Четырнадцатого мая в Саниных терабайтах она различила Тимура (с вероятностью в девяносто процентов, потому что на общем плане): брат швырял куски развороченного асфальта в толпу? в полицейских? – коренастый и крепкий, половину лица скрывал черный платок, на голове – капюшон, светлые глазки посверкивают сигнальными маячками… Лиза сказала: стоп, я, кажется, его знаю, мы видели его возле рамок. А Саня: они же все на одно лицо, я их тоже немного снимал, но потом один из них подошел и пообещал разбить камеру… Лиза не поняла: за что? А Саня: ну как! они же работали на ментов – их натравливали на нас, и менты потом им дали уйти, никого за оцепление не пускали, а этих – да за ради бога.
Ну нет, подумала Лиза или даже сказала. Зачем помощнику депутата швырять в полицейских асфальт? Человеку одной с ней крови – зачем? А все-таки попросила, чтобы Саня ей скинул фоточки – все, которые есть. Потому что папин любимый фильм – «Blow-up», вот и пусть разбирается на досуге. А у Лизы в компьютере конь не валялся: Глебушке семь, радостно всем… Раз Полинке восемь, мы Полинку спросим… Танцуй, не стой, кружись и пой на нашей свадьбе золотой..
А Саня, не оборачиваясь, мрачно полуспросил:
– Даже если у тебя с этим парнем что и было – это было давно…
– Глупый! – Но рассмеяться не получилось, зато опять получилась игра в скелеты: – Не у меня. У моего отца с его блудной матерью.

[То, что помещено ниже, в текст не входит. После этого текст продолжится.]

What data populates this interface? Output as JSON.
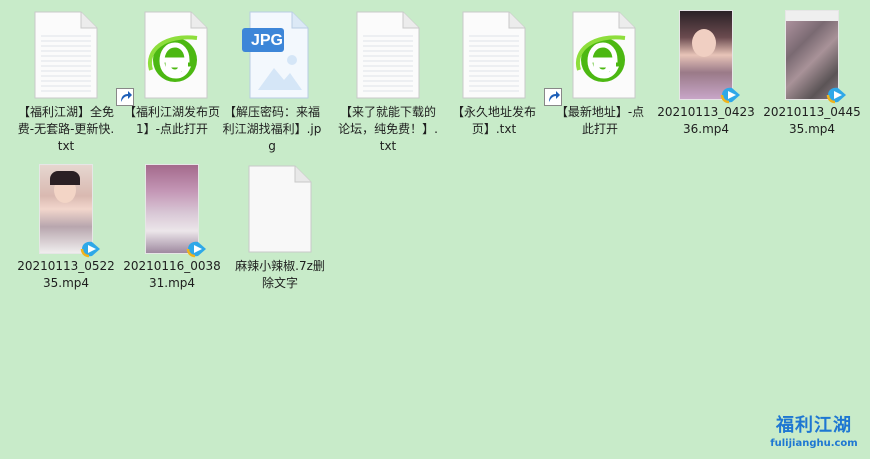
{
  "files": [
    {
      "name": "【福利江湖】全免费-无套路-更新快.txt",
      "type": "txt",
      "icon": "text-file-icon"
    },
    {
      "name": "【福利江湖发布页1】-点此打开",
      "type": "shortcut",
      "icon": "browser-e-icon"
    },
    {
      "name": "【解压密码：来福利江湖找福利】.jpg",
      "type": "jpg",
      "icon": "jpg-file-icon",
      "badge": "JPG"
    },
    {
      "name": "【来了就能下载的论坛，纯免费！】.txt",
      "type": "txt",
      "icon": "text-file-icon"
    },
    {
      "name": "【永久地址发布页】.txt",
      "type": "txt",
      "icon": "text-file-icon"
    },
    {
      "name": "【最新地址】-点此打开",
      "type": "shortcut",
      "icon": "browser-e-icon"
    },
    {
      "name": "20210113_042336.mp4",
      "type": "mp4",
      "icon": "video-thumbnail"
    },
    {
      "name": "20210113_044535.mp4",
      "type": "mp4",
      "icon": "video-thumbnail"
    },
    {
      "name": "20210113_052235.mp4",
      "type": "mp4",
      "icon": "video-thumbnail"
    },
    {
      "name": "20210116_003831.mp4",
      "type": "mp4",
      "icon": "video-thumbnail"
    },
    {
      "name": "麻辣小辣椒.7z删除文字",
      "type": "7z",
      "icon": "blank-file-icon"
    }
  ],
  "watermark": {
    "title": "福利江湖",
    "url": "fulijianghu.com"
  },
  "colors": {
    "background": "#c8ebc9",
    "brand": "#1e77d2",
    "ie_green": "#4cb812"
  }
}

И тогда, неуклюже отфыркиваясь, как цирковой морской лев, Саня повернулся всем телом и так странно на нее посмотрел, словно снова при всех потянул у нее школьную сумку, и под ложечкой от этого сладко заныло… Заныло и рассосалось. А два дня спустя между ними случился секс, беспричинный, беспамятный, просто после крепкой попойки. Он позвал ее на день рождения Кирилла в кафешку рядом с их съемной квартирой, больше похожей на нормальный мужской бомжатник, в этом затхлом отстойнике все и произошло. Последнее, что Лиза помнила более-менее внятно, – это Санину спину, исполосованную, фиолетово-желтую, как раздавленный каблуком инжир. Жалость и гнев оказались, должно быть, такой же гремучей смесью, как и текила с шампанским.